In his recent Phoenix rally, President Donald Trump bashed one his favorite go-to scapegoats, the news media. We vex him with our insistence on reporting facts that he doesn't like to hear.
Instead of focusing on right-wing extremists, he said, we should focus on "antifa," short for anti-fascist. He was talking about the alliance of anti-fascist and anarchist groups who he said turned out in their "helmets and the black masks" to protest and often disrupt Trump rallies and other farther-right groups.
At an earlier news conference, Trump attacked "the alt-left," a label that Fox News commentators and others on the right have attached to antifa and its fellow travelers.
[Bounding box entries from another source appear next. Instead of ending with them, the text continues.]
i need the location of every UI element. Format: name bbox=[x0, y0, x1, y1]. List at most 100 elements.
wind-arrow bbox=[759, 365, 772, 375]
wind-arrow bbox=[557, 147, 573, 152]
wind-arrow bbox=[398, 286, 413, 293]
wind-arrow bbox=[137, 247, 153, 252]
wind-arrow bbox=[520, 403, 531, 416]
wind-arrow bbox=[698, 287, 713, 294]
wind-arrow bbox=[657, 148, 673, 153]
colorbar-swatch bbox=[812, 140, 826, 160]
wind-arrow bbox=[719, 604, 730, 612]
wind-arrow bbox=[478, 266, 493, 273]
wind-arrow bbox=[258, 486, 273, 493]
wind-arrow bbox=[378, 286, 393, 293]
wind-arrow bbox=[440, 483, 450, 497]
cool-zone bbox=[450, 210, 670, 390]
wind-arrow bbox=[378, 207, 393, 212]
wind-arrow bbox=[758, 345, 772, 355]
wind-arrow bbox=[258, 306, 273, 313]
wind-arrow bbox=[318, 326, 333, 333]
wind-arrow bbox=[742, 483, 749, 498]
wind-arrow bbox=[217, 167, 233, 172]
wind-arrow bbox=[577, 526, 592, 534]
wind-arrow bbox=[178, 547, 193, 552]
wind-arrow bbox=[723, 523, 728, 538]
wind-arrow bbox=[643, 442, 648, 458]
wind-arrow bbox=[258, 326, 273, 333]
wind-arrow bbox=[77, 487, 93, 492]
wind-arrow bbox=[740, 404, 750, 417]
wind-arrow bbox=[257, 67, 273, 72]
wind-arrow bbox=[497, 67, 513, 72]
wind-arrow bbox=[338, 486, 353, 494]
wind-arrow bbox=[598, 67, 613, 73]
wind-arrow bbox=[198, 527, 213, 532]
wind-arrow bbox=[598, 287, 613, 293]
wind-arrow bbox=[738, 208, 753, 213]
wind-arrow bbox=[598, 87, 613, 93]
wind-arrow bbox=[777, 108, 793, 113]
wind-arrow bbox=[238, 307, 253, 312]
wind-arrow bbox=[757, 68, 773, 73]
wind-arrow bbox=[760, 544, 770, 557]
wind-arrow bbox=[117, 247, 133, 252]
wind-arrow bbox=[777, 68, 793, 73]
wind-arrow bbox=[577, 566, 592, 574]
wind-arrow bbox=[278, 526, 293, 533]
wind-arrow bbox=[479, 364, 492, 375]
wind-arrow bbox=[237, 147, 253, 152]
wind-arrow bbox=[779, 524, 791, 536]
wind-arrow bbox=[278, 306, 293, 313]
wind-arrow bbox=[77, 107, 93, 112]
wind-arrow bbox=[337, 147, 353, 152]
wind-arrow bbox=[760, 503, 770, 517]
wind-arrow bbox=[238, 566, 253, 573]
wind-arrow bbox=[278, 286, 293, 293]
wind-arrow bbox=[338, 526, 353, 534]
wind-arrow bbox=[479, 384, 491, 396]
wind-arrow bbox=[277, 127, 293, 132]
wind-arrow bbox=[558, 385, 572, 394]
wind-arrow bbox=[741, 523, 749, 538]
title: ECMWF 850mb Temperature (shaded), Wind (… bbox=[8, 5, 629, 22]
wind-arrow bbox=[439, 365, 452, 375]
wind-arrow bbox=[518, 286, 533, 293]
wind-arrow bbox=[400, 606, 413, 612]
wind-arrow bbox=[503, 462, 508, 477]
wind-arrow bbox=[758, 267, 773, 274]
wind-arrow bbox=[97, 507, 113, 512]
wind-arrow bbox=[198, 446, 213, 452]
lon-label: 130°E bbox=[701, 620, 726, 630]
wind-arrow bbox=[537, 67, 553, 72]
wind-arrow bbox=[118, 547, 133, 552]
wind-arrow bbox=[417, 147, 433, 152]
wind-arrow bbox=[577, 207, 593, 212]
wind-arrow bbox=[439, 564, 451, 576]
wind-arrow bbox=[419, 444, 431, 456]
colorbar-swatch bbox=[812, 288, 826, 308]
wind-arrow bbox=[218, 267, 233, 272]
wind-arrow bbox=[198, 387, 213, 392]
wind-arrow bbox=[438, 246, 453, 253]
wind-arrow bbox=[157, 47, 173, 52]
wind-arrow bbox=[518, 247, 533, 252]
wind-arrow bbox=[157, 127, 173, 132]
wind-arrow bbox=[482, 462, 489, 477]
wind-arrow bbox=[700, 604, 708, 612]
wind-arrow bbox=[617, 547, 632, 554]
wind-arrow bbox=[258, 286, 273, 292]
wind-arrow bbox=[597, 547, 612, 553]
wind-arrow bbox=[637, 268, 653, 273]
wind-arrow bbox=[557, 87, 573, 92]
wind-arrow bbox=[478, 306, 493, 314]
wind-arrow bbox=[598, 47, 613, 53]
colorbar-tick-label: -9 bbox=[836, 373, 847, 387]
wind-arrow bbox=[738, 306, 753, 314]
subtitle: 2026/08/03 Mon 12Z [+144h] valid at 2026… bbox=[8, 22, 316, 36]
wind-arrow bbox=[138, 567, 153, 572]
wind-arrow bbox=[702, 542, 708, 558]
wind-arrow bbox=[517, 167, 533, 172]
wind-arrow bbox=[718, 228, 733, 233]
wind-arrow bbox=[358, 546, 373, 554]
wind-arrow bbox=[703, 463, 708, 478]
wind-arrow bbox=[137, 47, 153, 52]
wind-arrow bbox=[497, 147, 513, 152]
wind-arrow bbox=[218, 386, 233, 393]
"You had a group on the other side that was also very violent," he declared. "Nobody wants to say that."
Quite the contrary, many have said that, including such leading voices on the left as Noam Chomsky, the linguistics and political philosophy scholar. He recently called antifa a "minuscule fringe of the left, just as its predecessors were," and a "major gift to the right, including the militant right, who are exuberant."
I agree.
I was appalled, for example, by the video that went viral this past weekend of five masked and black-clad antifa protesters beating an unidentified white man who is balled up on the ground at Sunday's "Rally Against Hate" (an ironic title as a backdrop for this video) in Berkeley, Calif.
But just before the clip ends, a flash of humanity and decency appears in the form of a young African-American man in a red T-shirt, his long dreadlocks tied back in a long ponytail. He jumps in front of the attackers, waves them back and protects the man from further injury with his own body until the man can get away.